Van Hellemont: Een echte droom is dat niet, maar het zou wel fijn zijn, ja. Zolang het maar donker is. Onze muziek komt het best tot zijn recht na zonsondergang. Een huiskamerconcert voor tachtig mensen is zalig, maar ik hou ook wel van die totaal andere gloed van een concert voor een groot publiek. Als band zijn we na al die jaren goed gerodeerd, we zijn er helemaal klaar voor. We hebben zelfs stickers!
○ ○ ○
Met zand in onze schoenen stappen we terug tot bij de pasgeboren tweeling. Een eekhoorn schiet vliegensvlug door het struikgewas, wat verderop rijden jonge renners zich warm voor de wielerwedstrijd van straks.
Van Hellemont vertelt nog dat zoon Georges de muziek die papa thuis oplegt ‘saai’ vindt. Geef hem liever Europapa of anders Dikkertje Dap, het kinderliedje dat Van Hellemont voor de zomervakantie live in de klas kwam brengen. Het bleek harder werken dan gedacht. ‘Maar Georges was tenminste enthousiast’, zegt Van Hellemont. ‘Ik zag de trots in zijn ogen. En de juf heeft ook geapplaudisseerd.’
We komen voorbij de bakker, de slager, het café. De ijkpunten van het dorp. Zo te horen is fietsenmaker Eddy een grote fan van Douglas Firs en spreekt hij Van Hellemont keer op keer als ‘maestro’ aan. ‘Als ik er langsga, ben ik altijd minstens een uur over muziek aan het praten’, zegt Van Hellemont. ‘Eddy vraagt me telkens van alles over de muziekscene. “Die Anton Walgrave, waar is die nog mee bezig?” bijvoorbeeld. Wel: met yoga, naar het schijnt.’

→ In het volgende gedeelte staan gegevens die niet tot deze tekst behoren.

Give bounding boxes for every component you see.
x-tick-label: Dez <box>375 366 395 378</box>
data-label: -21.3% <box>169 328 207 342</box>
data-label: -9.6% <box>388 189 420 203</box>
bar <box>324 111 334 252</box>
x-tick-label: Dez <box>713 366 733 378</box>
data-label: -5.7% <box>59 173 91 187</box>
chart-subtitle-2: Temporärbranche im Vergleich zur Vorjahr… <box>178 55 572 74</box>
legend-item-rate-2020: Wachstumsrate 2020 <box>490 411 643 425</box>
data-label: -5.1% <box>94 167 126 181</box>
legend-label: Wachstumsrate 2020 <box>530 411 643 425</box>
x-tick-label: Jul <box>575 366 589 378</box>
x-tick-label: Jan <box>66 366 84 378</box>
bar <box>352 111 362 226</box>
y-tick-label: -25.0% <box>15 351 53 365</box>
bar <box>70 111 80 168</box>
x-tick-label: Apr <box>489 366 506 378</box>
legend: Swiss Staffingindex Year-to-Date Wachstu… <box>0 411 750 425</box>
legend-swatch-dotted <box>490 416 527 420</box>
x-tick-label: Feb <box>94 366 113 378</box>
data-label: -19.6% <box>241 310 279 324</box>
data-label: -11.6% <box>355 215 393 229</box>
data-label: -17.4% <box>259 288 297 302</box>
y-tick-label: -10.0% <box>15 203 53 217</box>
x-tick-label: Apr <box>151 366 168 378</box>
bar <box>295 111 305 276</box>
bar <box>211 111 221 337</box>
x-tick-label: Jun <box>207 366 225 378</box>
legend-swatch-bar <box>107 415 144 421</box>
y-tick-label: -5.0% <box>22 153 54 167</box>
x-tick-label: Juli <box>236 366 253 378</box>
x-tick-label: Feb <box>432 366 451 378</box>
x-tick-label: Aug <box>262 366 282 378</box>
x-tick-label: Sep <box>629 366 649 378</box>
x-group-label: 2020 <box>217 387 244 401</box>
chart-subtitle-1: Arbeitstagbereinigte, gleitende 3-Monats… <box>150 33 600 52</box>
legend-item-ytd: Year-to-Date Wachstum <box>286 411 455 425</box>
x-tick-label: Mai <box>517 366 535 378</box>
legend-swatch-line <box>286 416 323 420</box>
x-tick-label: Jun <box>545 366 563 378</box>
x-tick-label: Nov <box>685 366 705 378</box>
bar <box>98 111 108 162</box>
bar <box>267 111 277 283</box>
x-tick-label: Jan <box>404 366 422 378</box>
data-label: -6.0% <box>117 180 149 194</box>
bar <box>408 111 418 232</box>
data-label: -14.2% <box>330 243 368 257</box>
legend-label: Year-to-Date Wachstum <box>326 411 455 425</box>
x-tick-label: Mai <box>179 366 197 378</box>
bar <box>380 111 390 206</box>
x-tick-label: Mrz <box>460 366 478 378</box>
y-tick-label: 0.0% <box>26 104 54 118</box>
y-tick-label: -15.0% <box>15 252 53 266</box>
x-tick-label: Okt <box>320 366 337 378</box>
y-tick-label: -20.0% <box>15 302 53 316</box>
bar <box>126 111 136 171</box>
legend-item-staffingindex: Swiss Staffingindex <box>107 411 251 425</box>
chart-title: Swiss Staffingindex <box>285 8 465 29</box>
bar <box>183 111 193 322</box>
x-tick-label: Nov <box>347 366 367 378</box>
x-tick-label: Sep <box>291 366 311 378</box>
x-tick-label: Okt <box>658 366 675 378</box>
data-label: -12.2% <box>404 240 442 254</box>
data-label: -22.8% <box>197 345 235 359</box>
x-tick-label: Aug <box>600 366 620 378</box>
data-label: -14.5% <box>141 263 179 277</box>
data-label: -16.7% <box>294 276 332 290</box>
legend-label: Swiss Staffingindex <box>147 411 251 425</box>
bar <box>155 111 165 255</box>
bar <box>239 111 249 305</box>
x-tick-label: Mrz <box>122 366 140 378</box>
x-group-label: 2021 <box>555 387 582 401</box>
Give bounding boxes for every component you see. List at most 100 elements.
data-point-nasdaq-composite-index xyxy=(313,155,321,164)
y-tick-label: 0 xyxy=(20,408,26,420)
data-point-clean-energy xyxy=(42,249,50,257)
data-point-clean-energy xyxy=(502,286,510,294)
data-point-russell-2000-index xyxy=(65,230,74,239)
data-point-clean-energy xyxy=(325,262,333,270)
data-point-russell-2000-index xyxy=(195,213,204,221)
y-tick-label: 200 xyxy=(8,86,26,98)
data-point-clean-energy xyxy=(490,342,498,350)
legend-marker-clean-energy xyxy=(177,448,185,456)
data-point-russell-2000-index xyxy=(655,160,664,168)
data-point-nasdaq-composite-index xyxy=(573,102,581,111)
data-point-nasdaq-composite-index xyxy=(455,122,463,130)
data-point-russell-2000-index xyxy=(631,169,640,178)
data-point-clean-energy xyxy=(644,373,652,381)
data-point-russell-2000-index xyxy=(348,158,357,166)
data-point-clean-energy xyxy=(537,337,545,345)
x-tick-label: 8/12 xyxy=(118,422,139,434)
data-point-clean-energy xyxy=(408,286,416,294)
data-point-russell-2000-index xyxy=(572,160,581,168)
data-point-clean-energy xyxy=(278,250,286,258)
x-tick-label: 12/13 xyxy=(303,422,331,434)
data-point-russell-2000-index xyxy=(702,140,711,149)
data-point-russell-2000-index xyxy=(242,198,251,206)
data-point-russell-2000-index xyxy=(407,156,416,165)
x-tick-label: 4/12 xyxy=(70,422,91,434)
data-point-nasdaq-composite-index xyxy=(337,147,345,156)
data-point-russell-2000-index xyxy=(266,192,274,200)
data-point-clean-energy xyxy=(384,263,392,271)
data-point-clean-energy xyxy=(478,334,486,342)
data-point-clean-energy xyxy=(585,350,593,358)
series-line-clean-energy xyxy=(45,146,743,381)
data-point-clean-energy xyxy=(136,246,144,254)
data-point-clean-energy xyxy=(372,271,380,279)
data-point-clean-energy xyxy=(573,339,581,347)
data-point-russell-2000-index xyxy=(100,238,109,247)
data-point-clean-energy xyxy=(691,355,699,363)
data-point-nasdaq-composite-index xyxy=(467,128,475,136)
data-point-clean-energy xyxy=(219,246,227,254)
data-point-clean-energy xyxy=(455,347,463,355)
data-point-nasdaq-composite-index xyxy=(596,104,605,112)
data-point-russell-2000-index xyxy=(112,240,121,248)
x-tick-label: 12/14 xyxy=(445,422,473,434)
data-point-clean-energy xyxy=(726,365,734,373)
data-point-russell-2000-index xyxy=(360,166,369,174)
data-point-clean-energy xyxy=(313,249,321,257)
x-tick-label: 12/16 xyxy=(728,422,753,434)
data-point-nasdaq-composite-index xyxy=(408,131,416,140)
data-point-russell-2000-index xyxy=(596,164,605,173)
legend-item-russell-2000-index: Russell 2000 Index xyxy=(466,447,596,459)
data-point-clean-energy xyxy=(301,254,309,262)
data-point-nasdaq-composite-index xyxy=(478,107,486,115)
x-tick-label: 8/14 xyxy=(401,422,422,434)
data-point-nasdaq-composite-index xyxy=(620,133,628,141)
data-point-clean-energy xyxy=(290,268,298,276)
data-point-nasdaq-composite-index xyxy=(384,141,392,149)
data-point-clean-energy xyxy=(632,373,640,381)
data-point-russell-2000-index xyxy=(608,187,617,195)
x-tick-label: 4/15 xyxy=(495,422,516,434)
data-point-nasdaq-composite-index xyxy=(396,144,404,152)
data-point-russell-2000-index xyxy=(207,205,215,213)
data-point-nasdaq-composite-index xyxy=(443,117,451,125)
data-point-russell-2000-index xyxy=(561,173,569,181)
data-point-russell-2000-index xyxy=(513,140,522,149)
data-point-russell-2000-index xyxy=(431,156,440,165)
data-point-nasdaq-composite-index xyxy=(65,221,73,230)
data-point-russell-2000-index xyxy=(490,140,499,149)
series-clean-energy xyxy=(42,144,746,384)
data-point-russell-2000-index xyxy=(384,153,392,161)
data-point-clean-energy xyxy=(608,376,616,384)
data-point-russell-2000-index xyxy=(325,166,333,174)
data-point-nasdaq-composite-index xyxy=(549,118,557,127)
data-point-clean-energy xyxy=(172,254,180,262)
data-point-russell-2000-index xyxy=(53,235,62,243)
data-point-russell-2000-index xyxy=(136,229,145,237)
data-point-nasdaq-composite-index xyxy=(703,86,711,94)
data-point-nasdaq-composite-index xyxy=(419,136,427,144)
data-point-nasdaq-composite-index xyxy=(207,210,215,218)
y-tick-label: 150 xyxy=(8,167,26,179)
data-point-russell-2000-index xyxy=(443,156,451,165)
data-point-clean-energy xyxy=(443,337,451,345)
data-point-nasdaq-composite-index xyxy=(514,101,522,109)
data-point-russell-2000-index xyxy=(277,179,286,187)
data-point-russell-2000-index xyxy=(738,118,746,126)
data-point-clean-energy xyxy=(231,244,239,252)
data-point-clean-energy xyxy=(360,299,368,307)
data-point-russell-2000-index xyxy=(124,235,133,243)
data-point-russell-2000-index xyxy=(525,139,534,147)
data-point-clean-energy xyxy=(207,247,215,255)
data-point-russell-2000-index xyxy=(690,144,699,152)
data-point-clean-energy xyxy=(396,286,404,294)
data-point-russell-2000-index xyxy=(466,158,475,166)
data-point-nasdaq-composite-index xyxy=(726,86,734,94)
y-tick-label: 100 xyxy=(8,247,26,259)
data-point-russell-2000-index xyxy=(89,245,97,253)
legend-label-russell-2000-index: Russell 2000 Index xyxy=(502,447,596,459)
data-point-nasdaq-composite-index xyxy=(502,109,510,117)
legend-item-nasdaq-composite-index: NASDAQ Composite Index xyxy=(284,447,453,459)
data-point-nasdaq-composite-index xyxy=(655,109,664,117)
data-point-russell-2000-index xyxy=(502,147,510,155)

Geen yoga voor Van Hellemont voorlopig. De luiers en rammelaars wachten. Daarna de optredens met zijn nieuwe plaat. En aan de horizon bemerkt hij al de contouren van een volgende, zesde plaat.
‘Ik heb altijd al eens met de band op een heuvel in Frankrijk een rockalbum willen opnemen. Misschien moet ik dat eindelijk maar eens doen.’ ○
Happy, Pt.2
Uit op 30.08 via Excelsior. Op 05.10 stelt Douglas Firs de plaat voor in de AB. Op 06.09 staat Van Hellemont in de Music Mania in Gent.
Gertjan Van Hellemont
Is 36 jaar.
Woont in Heusden, bij Gent, met zijn vriendin en hun drie kinderen.
Werkt halftijds bij de VRT en speelt bij The Bony King of Nowhere.
Heeft zijn eigen band Douglas Firs, waarmee hij nu zijn vijfde studioplaat uitbrengt.